Moreover, a decrease in the optimum moisture content is observed from an optimum moisture content of 25.7% with the subgrade soil compared to an optimum moisture content of 22.8% with 60% soil and 40% CBA mix. This decline may be occurring due to the nonplastic nature of the coal bottom ash. Since coal bottom ash has a higher void ratio at around 5 to 15% compared to soil at maximum dry density, which is around 1 to 5% [14], there is an increase in the void ratio of the subgrade soil and CBA mixture which ranges from 5% to 10%, depending on the CBA content. Consequently, water absorption into these voids is most probable, leading to a decrease in moisture content.

Rogbeck and Knutz [15] state that laboratory compaction curves for coal bottom ash generally exhibit lower optimum moisture content, demonstrating the insensitivity of coal bottom ash to water.

3.3.3. CBR Values with Addition of CBA

The variation of the CBR value with coal bottom ash content in the soil is shown in Figure 6.

Figure 6 

Graph of soaked and unsoaked CBR values with increasing CBA content.
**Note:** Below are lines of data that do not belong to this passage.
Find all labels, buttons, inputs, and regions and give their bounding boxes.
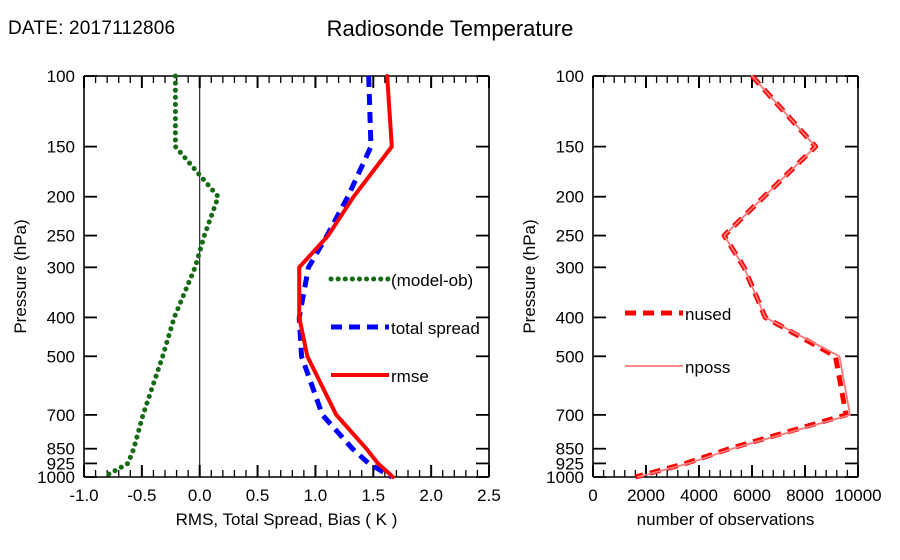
y-tick-label: 100 xyxy=(47,67,75,86)
x-tick-label: 6000 xyxy=(733,486,771,505)
y-tick-label: 300 xyxy=(556,258,584,277)
y-tick-label: 300 xyxy=(47,258,75,277)
x-tick-label: -0.5 xyxy=(127,486,156,505)
y-tick-label: 1000 xyxy=(37,468,75,487)
legend-label-modelob: (model-ob) xyxy=(391,271,473,290)
x-tick-label: 8000 xyxy=(786,486,824,505)
y-tick-label: 700 xyxy=(556,406,584,425)
y-tick-label: 400 xyxy=(47,308,75,327)
y-axis-title: Pressure (hPa) xyxy=(520,219,539,333)
left-legend: (model-ob)total spreadrmse xyxy=(331,271,480,386)
y-tick-label: 400 xyxy=(556,308,584,327)
series-line-rmse xyxy=(299,76,393,477)
x-tick-label: 0 xyxy=(588,486,597,505)
series-line-totalspread xyxy=(299,76,392,477)
y-tick-label: 200 xyxy=(47,188,75,207)
x-tick-label: 2000 xyxy=(627,486,665,505)
y-tick-label: 150 xyxy=(556,138,584,157)
x-tick-label: 10000 xyxy=(834,486,881,505)
panel-left-panel: -1.0-0.50.00.51.01.52.02.5RMS, Total Spr… xyxy=(11,67,501,529)
x-tick-label: 2.5 xyxy=(477,486,501,505)
right-legend: nusednposs xyxy=(625,305,731,377)
x-tick-label: 0.0 xyxy=(188,486,212,505)
x-tick-label: 1.0 xyxy=(304,486,328,505)
x-tick-label: 0.5 xyxy=(246,486,270,505)
y-tick-label: 250 xyxy=(47,227,75,246)
y-tick-label: 100 xyxy=(556,67,584,86)
legend-label-nposs: nposs xyxy=(685,358,730,377)
chart-page: DATE: 2017112806 Radiosonde Temperature … xyxy=(0,0,900,560)
x-tick-label: -1.0 xyxy=(69,486,98,505)
y-tick-label: 250 xyxy=(556,227,584,246)
series-line-modelob xyxy=(104,76,219,477)
x-tick-label: 4000 xyxy=(680,486,718,505)
radiosonde-plots: -1.0-0.50.00.51.01.52.02.5RMS, Total Spr… xyxy=(0,0,900,560)
y-tick-label: 500 xyxy=(47,347,75,366)
y-tick-label: 200 xyxy=(556,188,584,207)
y-tick-label: 500 xyxy=(556,347,584,366)
panel-right-panel: 0200040006000800010000number of observat… xyxy=(520,67,882,529)
x-axis-title: RMS, Total Spread, Bias ( K ) xyxy=(176,510,398,529)
legend-label-nused: nused xyxy=(685,305,731,324)
legend-label-totalspread: total spread xyxy=(391,319,480,338)
legend-label-rmse: rmse xyxy=(391,367,429,386)
y-axis-title: Pressure (hPa) xyxy=(11,219,30,333)
y-tick-label: 150 xyxy=(47,138,75,157)
x-tick-label: 2.0 xyxy=(419,486,443,505)
series-line-nposs xyxy=(638,76,850,477)
y-tick-label: 700 xyxy=(47,406,75,425)
y-tick-label: 1000 xyxy=(546,468,584,487)
x-tick-label: 1.5 xyxy=(361,486,385,505)
series-line-nused xyxy=(635,76,846,477)
x-axis-title: number of observations xyxy=(637,510,815,529)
Addition of coal bottom ash generally increases the CBR value until reaching a maximum 30% coal bottom ash by weight, where both the soaked and unsoaked CBR values are the highest. This is due to the fact that addition of CBA leads to an increasingly well-graded particle size distribution as shown in Figure 4, such that particles of soil and ash particles get more closely packed together. This causes an increase in the mechanical strength. Moreover, during compaction, the coal ash particles undergo a certain degree of local crushing thus further filling up the voids and increasing cohesion. The decrease in the void ratio eventually increases the bearing capacity. However, a further increase in the CBA content causes the CBR value to decrease since the particle size of coal bottom ash starts to predominate the size distribution of the mix. Eventually, with more coarse particles, an increase in particle interference is caused which restricts the rearrangement of the mix particles into a closely packed arrangement. Cohesive and bonding forces are also minimal due to a decrease in fine content.
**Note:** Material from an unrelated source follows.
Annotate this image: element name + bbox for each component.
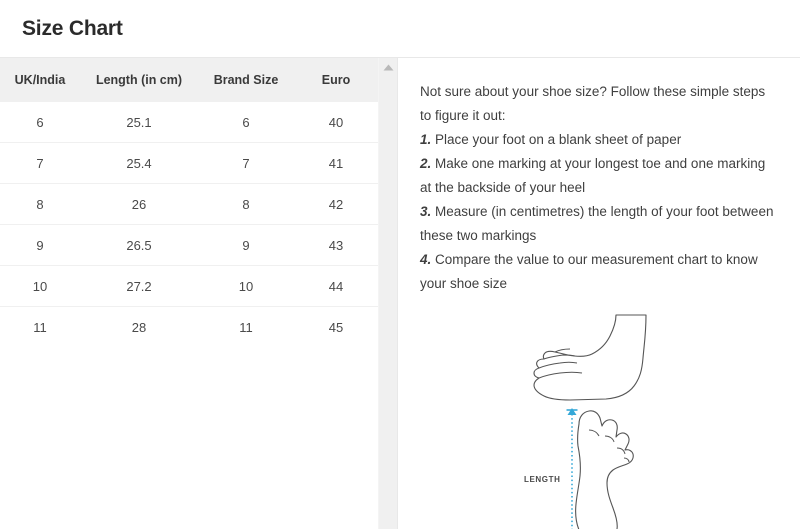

3.3.4. Trend in Swelling Characteristics

The effect of coal bottom ash content on the swelling potential is graphically illustrated in Figure 7. Upon addition of coal bottom ash, a considerable decrease in swelling potential is observed, namely, a decrease from 0.17% (0% CBA) to 0.04% (40% CBA), which is in line with findings of Rifa’i et al. [5] and Khodabacus [7].

Figure 7 

Graph showing swelling potential (%) with increasing CBA content (%).

4. Conclusions and Recommendations

The results obtained from the laboratory investigation confirm the general findings from previous research that adding CBA to subgrade soil increases CBR value and decreases the swelling potential. In addition, as expected, a decrease in MDD upon addition of CBA to the soil was registered due to a lower specific gravity of the CBA.

The investigation also demonstrates that CBA may effectively be used as a mechanical stabilizer for the subgrade soil on the pilot field stretch and that 30% by weight of CBA added to the subgrade soil yielded the highest unsoaked and soaked CBR values of 140% and 95%, respectively. The swelling potential decreased from 0.17% to 0.04% due to a decrease in the fine portion of the soil by the addition of well-graded coarse sandy gravel CBA particles. Moreover, at a CBA content of 30%, the soil is of intermediate plasticity which is more desirable than the subgrade soil which is highly plastic. It is therefore recommended to use a mixture of CBA : subgrade soil of 30 : 70% for the pilot stretch.

Conflict of Interests

The authors declare that there is no conflict of interests regarding the publication of this paper.